Designing for Mars and Venus

Posted On December 18, 2019

When a man from Mars falls in love with a woman from Venus how do they make a home together?
They hire a great designer! And every great designer should also provide mediation, arbitration, and
marriage counseling within the design scope. 

Seriously, I have so enjoyed working with marvelous couples who were incredibly varied. I have learned
never to make any assumptions. Each couple has its own unique set of dynamics, preferences, dichotomies
, and psychosis that makes for fresh experiences each time. Yes, we have had extremes… from clients that
come in dressed the exact same to boxing matches that make everyone blush… but typically it lands
somewhere in the middle.

A successful space resonates with all its inhabitants and my job is to find out what is most important to each party and what is the breaking point. It’s not always an easy task! Since interior design not only
addresses cerebral needs such as function and financial considerations but also our emotional needs such as nesting and being seen for who you are. There are often deep-seated sentiments that are brought to the surface in every design project. I love this about my job! So many facets. So many aspects of understanding
my beautiful clients are required to take a pair of love birds, or even a pair of Japanese fighting fish, and creating a space that makes them both feel happy and at home. 

One of my favorite examples is a kitchen design for a couple on the opposite spectrum of design. She is vivacious and gregarious and colorful. He is an engineer, calculating and exact. And they loved to cook together. The solution was a streamlined kitchen full of function with strong but simple lines, geometric shapes for him but executed in pomegranate red stained anigre and dynamic contrast of textures for her. They both loved it. 
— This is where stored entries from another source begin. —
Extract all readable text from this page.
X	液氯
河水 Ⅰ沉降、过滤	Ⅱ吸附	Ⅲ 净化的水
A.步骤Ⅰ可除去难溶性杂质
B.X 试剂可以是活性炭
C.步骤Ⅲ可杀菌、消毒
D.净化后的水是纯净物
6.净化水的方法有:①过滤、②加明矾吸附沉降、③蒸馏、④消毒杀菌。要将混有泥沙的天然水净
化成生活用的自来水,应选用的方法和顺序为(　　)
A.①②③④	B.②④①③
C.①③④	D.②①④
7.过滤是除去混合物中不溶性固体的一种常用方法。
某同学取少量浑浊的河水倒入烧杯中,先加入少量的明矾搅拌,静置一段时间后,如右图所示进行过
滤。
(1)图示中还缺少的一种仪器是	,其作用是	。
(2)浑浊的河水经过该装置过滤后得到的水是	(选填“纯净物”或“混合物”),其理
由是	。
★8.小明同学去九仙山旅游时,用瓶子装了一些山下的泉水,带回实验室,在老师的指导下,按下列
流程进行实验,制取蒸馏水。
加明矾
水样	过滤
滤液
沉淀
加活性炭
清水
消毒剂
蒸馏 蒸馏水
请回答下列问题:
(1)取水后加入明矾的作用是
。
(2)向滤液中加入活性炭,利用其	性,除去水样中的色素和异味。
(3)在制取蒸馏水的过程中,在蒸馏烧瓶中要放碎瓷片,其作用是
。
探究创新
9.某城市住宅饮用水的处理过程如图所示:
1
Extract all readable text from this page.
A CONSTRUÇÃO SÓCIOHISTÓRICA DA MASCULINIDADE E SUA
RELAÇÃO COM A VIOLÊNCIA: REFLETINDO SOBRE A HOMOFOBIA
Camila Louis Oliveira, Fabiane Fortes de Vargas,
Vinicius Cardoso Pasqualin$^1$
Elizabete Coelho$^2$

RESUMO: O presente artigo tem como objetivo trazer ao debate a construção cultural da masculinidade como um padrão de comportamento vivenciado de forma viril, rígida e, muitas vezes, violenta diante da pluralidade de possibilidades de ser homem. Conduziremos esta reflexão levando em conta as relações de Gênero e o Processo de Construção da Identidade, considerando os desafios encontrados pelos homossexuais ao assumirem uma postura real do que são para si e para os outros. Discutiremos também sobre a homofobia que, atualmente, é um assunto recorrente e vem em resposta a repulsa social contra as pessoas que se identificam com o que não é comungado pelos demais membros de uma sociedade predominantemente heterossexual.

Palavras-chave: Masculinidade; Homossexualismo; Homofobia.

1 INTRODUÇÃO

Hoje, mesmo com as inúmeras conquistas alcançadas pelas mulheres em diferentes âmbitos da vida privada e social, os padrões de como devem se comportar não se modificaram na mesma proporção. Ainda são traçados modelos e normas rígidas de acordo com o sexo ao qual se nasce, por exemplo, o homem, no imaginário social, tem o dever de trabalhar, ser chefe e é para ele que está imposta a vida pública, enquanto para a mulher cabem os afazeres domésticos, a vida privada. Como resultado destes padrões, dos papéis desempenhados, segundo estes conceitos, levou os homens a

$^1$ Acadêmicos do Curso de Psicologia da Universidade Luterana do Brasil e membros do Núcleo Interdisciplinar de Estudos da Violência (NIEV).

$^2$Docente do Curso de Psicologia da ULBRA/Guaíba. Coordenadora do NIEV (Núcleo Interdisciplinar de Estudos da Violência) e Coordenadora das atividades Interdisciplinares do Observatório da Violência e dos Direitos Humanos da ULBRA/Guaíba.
Another example was also an example of extremes. He loved Santa Fe architecture, cowboy art and reading his history books; she could live in a Zen modern environment with only a yoga mat. 

The structure that was created to reflect both personas is still one of my favorite homes: strong, simple, modern lines implemented with reclaimed woods and textured Indian limestone and hot rolled steel. The flat front smooth brown oak kitchen incorporates carved ethnic panels spaciously highlighting the art work. I love how the couple complement each other in their marriage and how their home is a perfect reflection of this unique connection. 

After all, juxtaposition works in design just as it does in relationships.